La section Air Austral du Syndicat National des Pilotes de Ligne (SNPL Air Austral) a annoncé dans un communiqué aujourd’hui leur inquiétude concernant leur avenir et celui de la compagnie. Le syndicat réclame d’être « enfin associé à la restructuration et au développement d’Air Austral ».

Le SNPL Air Austral souhaite « attirer l’attention de la Région Réunion, de ses actionnaires privés et surtout des Réunionnais, sur la situation actuelle » de la compagnie réunionnaise Air Austral, et sur le plan de retournement qui est à l’œuvre, et ce alors qu’il avait annoncé en mai dernier avoir concédé une baisse de leurs salaires pour sauver leurs emplois dans le cadre du plan de redressement de la compagnie réunionnaise en difficultés. Ce qui avait permis d’éviter une grève in-extremis. Dans les termes de cet accord, les pilotes ne reçoivent pas de 13e mois pendant deux ans, et ont six jours de congés en moins. Le seuil de déclenchement des heures supplémentaires a aussi été relevé.

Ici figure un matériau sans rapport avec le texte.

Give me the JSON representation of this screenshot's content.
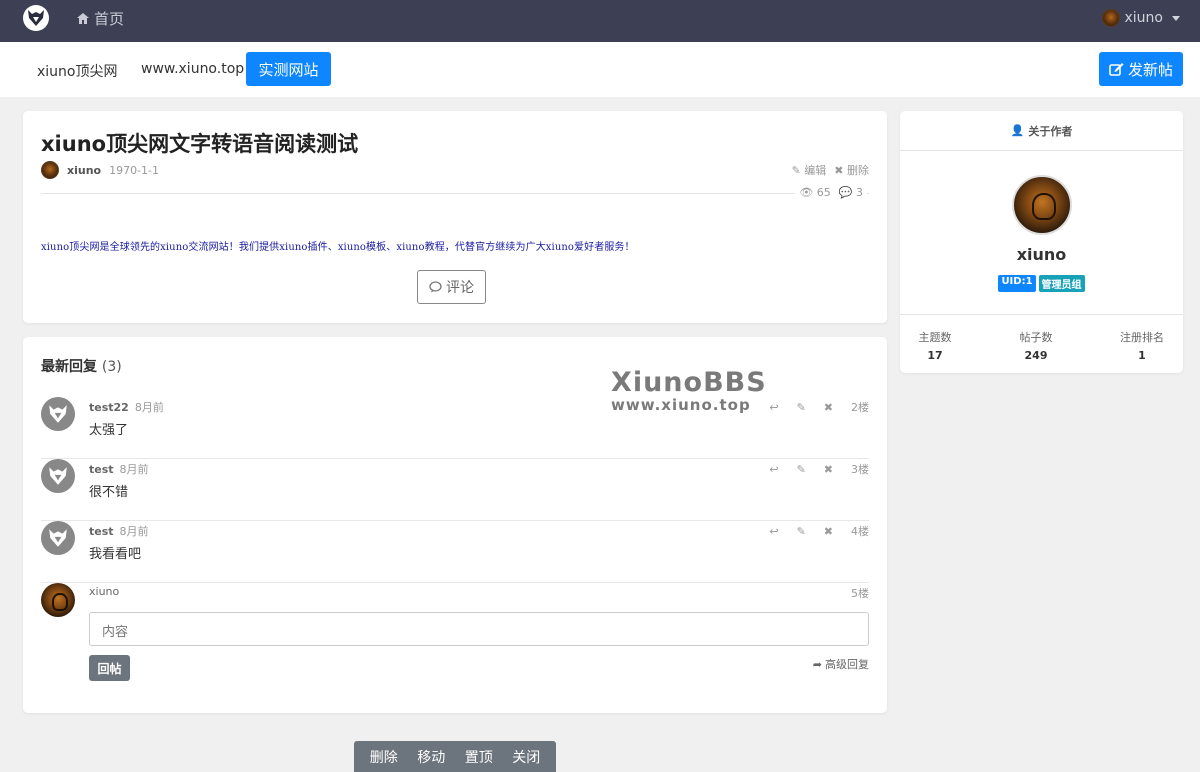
{
  "topbar": {
    "home_label": "首页",
    "user_name": "xiuno"
  },
  "subnav": {
    "links": [
      "xiuno顶尖网",
      "www.xiuno.top"
    ],
    "active_label": "实测网站",
    "new_post_label": "发新帖"
  },
  "post": {
    "title": "xiuno顶尖网文字转语音阅读测试",
    "author": "xiuno",
    "date": "1970-1-1",
    "edit_label": "编辑",
    "delete_label": "删除",
    "views": "65",
    "comments": "3",
    "body": "xiuno顶尖网是全球领先的xiuno交流网站！我们提供xiuno插件、xiuno模板、xiuno教程，代替官方继续为广大xiuno爱好者服务！",
    "comment_button": "评论"
  },
  "replies": {
    "heading": "最新回复",
    "count": "(3)",
    "items": [
      {
        "user": "test22",
        "time": "8月前",
        "text": "太强了",
        "floor": "2楼"
      },
      {
        "user": "test",
        "time": "8月前",
        "text": "很不错",
        "floor": "3楼"
      },
      {
        "user": "test",
        "time": "8月前",
        "text": "我看看吧",
        "floor": "4楼"
      }
    ],
    "composer": {
      "user": "xiuno",
      "floor": "5楼",
      "placeholder": "内容",
      "submit_label": "回帖",
      "advanced_label": "高级回复"
    }
  },
  "watermark": {
    "line1": "XiunoBBS",
    "line2": "www.xiuno.top"
  },
  "author_card": {
    "heading": "关于作者",
    "name": "xiuno",
    "uid_badge": "UID:1",
    "group_badge": "管理员组",
    "stats": [
      {
        "label": "主题数",
        "value": "17"
      },
      {
        "label": "帖子数",
        "value": "249"
      },
      {
        "label": "注册排名",
        "value": "1"
      }
    ]
  },
  "mod_toolbar": [
    "删除",
    "移动",
    "置顶",
    "关闭"
  ],
  "colors": {
    "navbar": "#3d4054",
    "primary": "#0d86ff",
    "uid_badge": "#0d86ff",
    "group_badge": "#17a2b8",
    "mod_bar": "#6c757d"
  }
}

« Après avoir demandé des efforts à ses employés, qui ont accepté une baisse de leur salaire en signant un troisième Accord de Performance collective d’une durée de deux ans (APC) ; et après leur avoir fait sous-entendre qu’ils construiraient ensemble l’avenir de la compagnie, force est de constater que la direction et ses actionnaires travaillent de manière peu transparente, et sans tenir compte des remarques de leurs employés », déplore le syndicat de pilotes.

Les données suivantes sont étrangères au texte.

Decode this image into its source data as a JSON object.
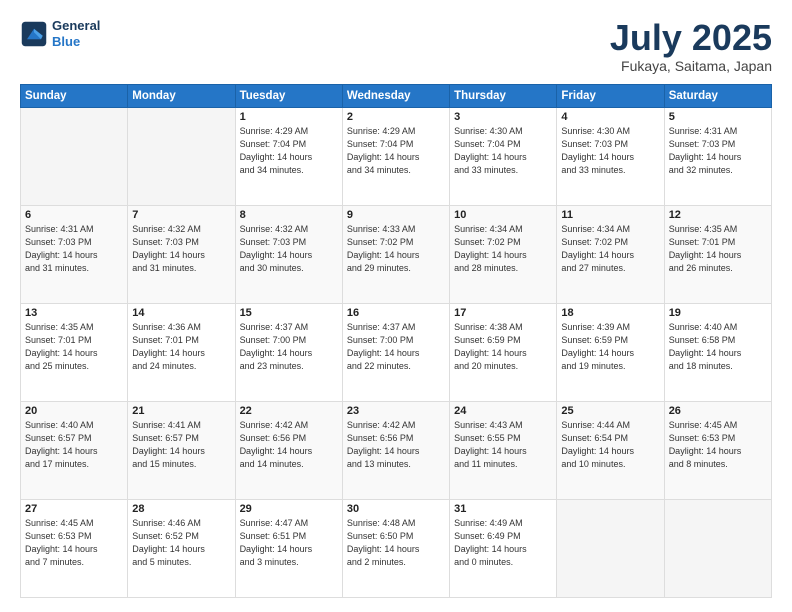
{
  "header": {
    "logo_line1": "General",
    "logo_line2": "Blue",
    "month": "July 2025",
    "location": "Fukaya, Saitama, Japan"
  },
  "weekdays": [
    "Sunday",
    "Monday",
    "Tuesday",
    "Wednesday",
    "Thursday",
    "Friday",
    "Saturday"
  ],
  "weeks": [
    [
      {
        "day": "",
        "lines": [],
        "empty": true
      },
      {
        "day": "",
        "lines": [],
        "empty": true
      },
      {
        "day": "1",
        "lines": [
          "Sunrise: 4:29 AM",
          "Sunset: 7:04 PM",
          "Daylight: 14 hours",
          "and 34 minutes."
        ]
      },
      {
        "day": "2",
        "lines": [
          "Sunrise: 4:29 AM",
          "Sunset: 7:04 PM",
          "Daylight: 14 hours",
          "and 34 minutes."
        ]
      },
      {
        "day": "3",
        "lines": [
          "Sunrise: 4:30 AM",
          "Sunset: 7:04 PM",
          "Daylight: 14 hours",
          "and 33 minutes."
        ]
      },
      {
        "day": "4",
        "lines": [
          "Sunrise: 4:30 AM",
          "Sunset: 7:03 PM",
          "Daylight: 14 hours",
          "and 33 minutes."
        ]
      },
      {
        "day": "5",
        "lines": [
          "Sunrise: 4:31 AM",
          "Sunset: 7:03 PM",
          "Daylight: 14 hours",
          "and 32 minutes."
        ]
      }
    ],
    [
      {
        "day": "6",
        "lines": [
          "Sunrise: 4:31 AM",
          "Sunset: 7:03 PM",
          "Daylight: 14 hours",
          "and 31 minutes."
        ]
      },
      {
        "day": "7",
        "lines": [
          "Sunrise: 4:32 AM",
          "Sunset: 7:03 PM",
          "Daylight: 14 hours",
          "and 31 minutes."
        ]
      },
      {
        "day": "8",
        "lines": [
          "Sunrise: 4:32 AM",
          "Sunset: 7:03 PM",
          "Daylight: 14 hours",
          "and 30 minutes."
        ]
      },
      {
        "day": "9",
        "lines": [
          "Sunrise: 4:33 AM",
          "Sunset: 7:02 PM",
          "Daylight: 14 hours",
          "and 29 minutes."
        ]
      },
      {
        "day": "10",
        "lines": [
          "Sunrise: 4:34 AM",
          "Sunset: 7:02 PM",
          "Daylight: 14 hours",
          "and 28 minutes."
        ]
      },
      {
        "day": "11",
        "lines": [
          "Sunrise: 4:34 AM",
          "Sunset: 7:02 PM",
          "Daylight: 14 hours",
          "and 27 minutes."
        ]
      },
      {
        "day": "12",
        "lines": [
          "Sunrise: 4:35 AM",
          "Sunset: 7:01 PM",
          "Daylight: 14 hours",
          "and 26 minutes."
        ]
      }
    ],
    [
      {
        "day": "13",
        "lines": [
          "Sunrise: 4:35 AM",
          "Sunset: 7:01 PM",
          "Daylight: 14 hours",
          "and 25 minutes."
        ]
      },
      {
        "day": "14",
        "lines": [
          "Sunrise: 4:36 AM",
          "Sunset: 7:01 PM",
          "Daylight: 14 hours",
          "and 24 minutes."
        ]
      },
      {
        "day": "15",
        "lines": [
          "Sunrise: 4:37 AM",
          "Sunset: 7:00 PM",
          "Daylight: 14 hours",
          "and 23 minutes."
        ]
      },
      {
        "day": "16",
        "lines": [
          "Sunrise: 4:37 AM",
          "Sunset: 7:00 PM",
          "Daylight: 14 hours",
          "and 22 minutes."
        ]
      },
      {
        "day": "17",
        "lines": [
          "Sunrise: 4:38 AM",
          "Sunset: 6:59 PM",
          "Daylight: 14 hours",
          "and 20 minutes."
        ]
      },
      {
        "day": "18",
        "lines": [
          "Sunrise: 4:39 AM",
          "Sunset: 6:59 PM",
          "Daylight: 14 hours",
          "and 19 minutes."
        ]
      },
      {
        "day": "19",
        "lines": [
          "Sunrise: 4:40 AM",
          "Sunset: 6:58 PM",
          "Daylight: 14 hours",
          "and 18 minutes."
        ]
      }
    ],
    [
      {
        "day": "20",
        "lines": [
          "Sunrise: 4:40 AM",
          "Sunset: 6:57 PM",
          "Daylight: 14 hours",
          "and 17 minutes."
        ]
      },
      {
        "day": "21",
        "lines": [
          "Sunrise: 4:41 AM",
          "Sunset: 6:57 PM",
          "Daylight: 14 hours",
          "and 15 minutes."
        ]
      },
      {
        "day": "22",
        "lines": [
          "Sunrise: 4:42 AM",
          "Sunset: 6:56 PM",
          "Daylight: 14 hours",
          "and 14 minutes."
        ]
      },
      {
        "day": "23",
        "lines": [
          "Sunrise: 4:42 AM",
          "Sunset: 6:56 PM",
          "Daylight: 14 hours",
          "and 13 minutes."
        ]
      },
      {
        "day": "24",
        "lines": [
          "Sunrise: 4:43 AM",
          "Sunset: 6:55 PM",
          "Daylight: 14 hours",
          "and 11 minutes."
        ]
      },
      {
        "day": "25",
        "lines": [
          "Sunrise: 4:44 AM",
          "Sunset: 6:54 PM",
          "Daylight: 14 hours",
          "and 10 minutes."
        ]
      },
      {
        "day": "26",
        "lines": [
          "Sunrise: 4:45 AM",
          "Sunset: 6:53 PM",
          "Daylight: 14 hours",
          "and 8 minutes."
        ]
      }
    ],
    [
      {
        "day": "27",
        "lines": [
          "Sunrise: 4:45 AM",
          "Sunset: 6:53 PM",
          "Daylight: 14 hours",
          "and 7 minutes."
        ]
      },
      {
        "day": "28",
        "lines": [
          "Sunrise: 4:46 AM",
          "Sunset: 6:52 PM",
          "Daylight: 14 hours",
          "and 5 minutes."
        ]
      },
      {
        "day": "29",
        "lines": [
          "Sunrise: 4:47 AM",
          "Sunset: 6:51 PM",
          "Daylight: 14 hours",
          "and 3 minutes."
        ]
      },
      {
        "day": "30",
        "lines": [
          "Sunrise: 4:48 AM",
          "Sunset: 6:50 PM",
          "Daylight: 14 hours",
          "and 2 minutes."
        ]
      },
      {
        "day": "31",
        "lines": [
          "Sunrise: 4:49 AM",
          "Sunset: 6:49 PM",
          "Daylight: 14 hours",
          "and 0 minutes."
        ]
      },
      {
        "day": "",
        "lines": [],
        "empty": true
      },
      {
        "day": "",
        "lines": [],
        "empty": true
      }
    ]
  ]
}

À maintes reprises, le SNPL Air Austral a alerté la Région Réunion sur certains points du plan de retournement qui semblent « très questionnables ». Il en a dressé ses griefs dans une liste :

1- « Investir des sommes considérables dans le cabinet Aérogestion, dirigé par Marc Rochet et qui :

  • a été jusque très récemment, rappelons-le, directement lié à des compagnies concurrentes d’Air Austral ;
  • ne semble pas, à ce jour, avoir apporté d’économies significatives ;
  • ni proposé de solution pour résoudre, sur le long terme, les pertes financières liés aux problématiques des appareils A220 ;
  • propose de supprimer notre offre sur des axes forts comme la liaison entre Mayotte/Paris ;
  • ne veut pas augmenter notre offre sur des lignes fortement demandées en période de pointe comme le Réunion/Bangkok; et s’oppose également aux affrètements pour assurer le transport de nos passagers en cas de panne d’avion. »

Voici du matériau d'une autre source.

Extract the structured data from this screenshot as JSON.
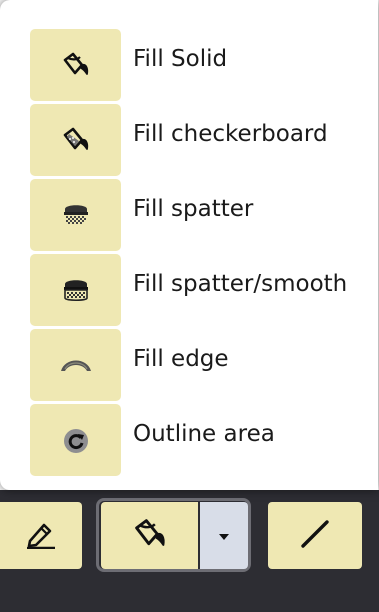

2- « La venue d’un nouveau membre du Directoire, amené semble-t-il à en prendre la présidence, qui au vu de son CV, n’a fait que de brefs passages en tant que dirigeant au sein des compagnies aériennes Air Caraïbes et CMA-CGM Air Cargo. Son manque d’expérience à ce poste ne peut donc qu’inspirer le doute quant à la plus-value qu’il pourrait apporter à notre compagnie, en grande difficulté. » Le syndicat évoque Hugues Marchesseaux, un proche de Marc Rochet (ancien patron d’Air Caraïbes et de French Bee ), qui devrait reprendre la présidence d’Air Austral, et ainsi succéder à Joseph Bréma, dont la démission a été annoncée le 8 octobre dernier.

3- « Le projet de renouvellement de la flotte et les axes stratégiques du réseau Air Austral, qui sont les éléments essentiels garantissant la pérennité de la compagnie, ne sont pas partagés avec les Organisations Syndicales dans le cadre du plan de retournement et de développement. » Le SNPL Air Austral se dit également « très surpris, pour ne pas dire irrité de ne pas faire partie de la construction de ce plan censé sauver Air Austral, surtout après avoir consenti aux efforts demandés dans le cadre du dernier APC ».

Le SNPL Air Austral tient également à alerter sur la dégradation grandissante du climat social depuis plus de deux ans, sur fond de rumeurs et d’incertitudes, atmosphère qui se détériore encore, engendrant une angoisse constante quant à l’avenir de la compagnie et celui des employés. « Cette ambiance anxiogène ne contribue pas à la sérénité nécessaire pour maximiser la sécurité des vols », pointe le syndicat.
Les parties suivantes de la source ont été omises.